Najgorzej jest między godz. 7 a 8, kiedy na stację przyjeżdżają podmiejskie pociągi dowożące tysiące ludzi z podwarszawskich miejscowości. Tłum na przystankach jest niewyobrażalny. Ludzie nie mieszczą się na wysepce. Wielu, narażając życie, wędruje po torach. Kiedy w końcu podjeżdża upragniony tramwaj, drzwi szturmuje kilkaset osób. - Nie ma szans. Nie wejdziemy - stwierdza jakiś licealista. Z wnętrza słychać jęki, czasem przekleństwa bardziej nerwowych pasażerów, kiedy trzeba się jeszcze bardziej ścisnąć, bo drzwi się nie domykają. A przecież tramwaje nie są z gumy.
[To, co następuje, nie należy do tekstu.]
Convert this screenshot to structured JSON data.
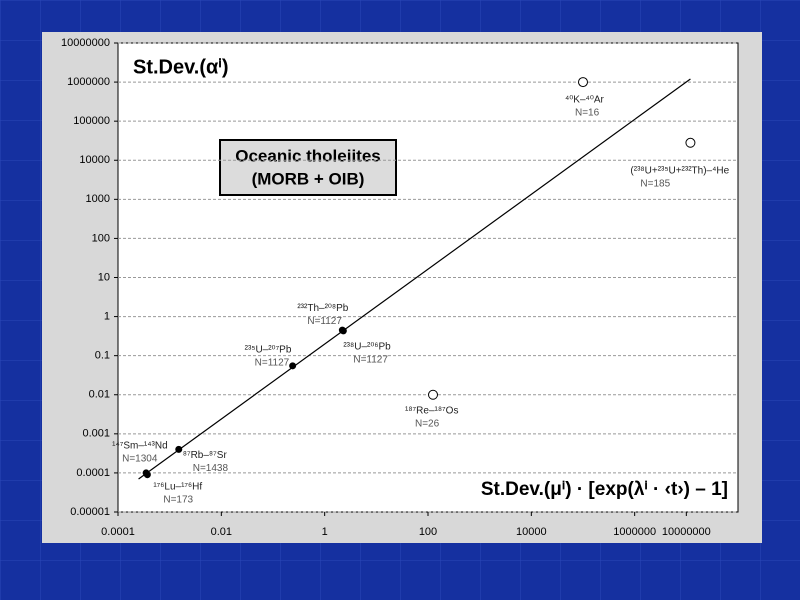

Żeby ludzie nie ściskali się jak sardynki, Trasą W-Z powinny jeździć składy z trzema wagonami. Pomieściłyby więcej pasażerów. ZTM jednak z nich rezygnuje. - Infrastruktura nie jest na nie przygotowana. Trzywagonowy skład zabiera miejsce dla autobusów czy też pozostałych tramwajów na przystanku przy stacji Ratusz-Arsenał - mówi Igor Krajnow (31 l.), rzecznik Zarządu Transportu Miejskiego.
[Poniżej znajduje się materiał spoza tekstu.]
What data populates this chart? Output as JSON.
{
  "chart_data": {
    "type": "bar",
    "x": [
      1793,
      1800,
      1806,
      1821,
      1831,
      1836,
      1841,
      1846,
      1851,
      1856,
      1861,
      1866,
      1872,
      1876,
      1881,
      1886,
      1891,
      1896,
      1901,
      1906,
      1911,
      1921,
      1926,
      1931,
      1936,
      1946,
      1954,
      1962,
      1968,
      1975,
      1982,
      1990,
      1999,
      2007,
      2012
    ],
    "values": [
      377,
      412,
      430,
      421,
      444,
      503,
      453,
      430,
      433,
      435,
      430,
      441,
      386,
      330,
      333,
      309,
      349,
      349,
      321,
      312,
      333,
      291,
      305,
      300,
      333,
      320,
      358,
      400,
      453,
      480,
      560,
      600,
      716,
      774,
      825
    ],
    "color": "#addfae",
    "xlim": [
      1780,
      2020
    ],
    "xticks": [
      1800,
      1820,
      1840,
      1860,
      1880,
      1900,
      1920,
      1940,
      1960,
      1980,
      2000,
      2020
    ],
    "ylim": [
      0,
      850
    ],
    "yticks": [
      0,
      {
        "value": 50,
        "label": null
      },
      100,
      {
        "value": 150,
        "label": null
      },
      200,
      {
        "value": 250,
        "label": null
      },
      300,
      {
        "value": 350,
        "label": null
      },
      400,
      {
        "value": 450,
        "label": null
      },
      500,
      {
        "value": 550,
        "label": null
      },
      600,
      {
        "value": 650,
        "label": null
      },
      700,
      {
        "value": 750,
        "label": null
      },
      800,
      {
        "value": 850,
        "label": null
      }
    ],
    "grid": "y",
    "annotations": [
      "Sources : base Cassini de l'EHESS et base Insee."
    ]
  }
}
Michał Powałka (26 l.) z Tramwajów Warszawskich przyznaje, że z długimi składami jest kłopot.
- Nie zawsze dwa tramwaje zdążą przejechać przez skrzyżowanie podczas jednej zmiany świateł. Lepszym rozwiązaniem byłoby zwiększenie liczby kursów. W ten sposób pasażerowie szybciej i wygodniej dotrą do celu - tłumaczy Powałka. - Puścimy więcej tramwajów, o ile ZTM je zamówi - dodaje.
Urzędnicy gadają, a warszawiacy męczą się, dojeżdżając do pracy. Już teraz nie mieścimy się w tramwajach, a jeszcze ZTM namawia kierowców, by zostawiali samochody i przesiedli się do komunikacji miejskiej. To jakiś absurd!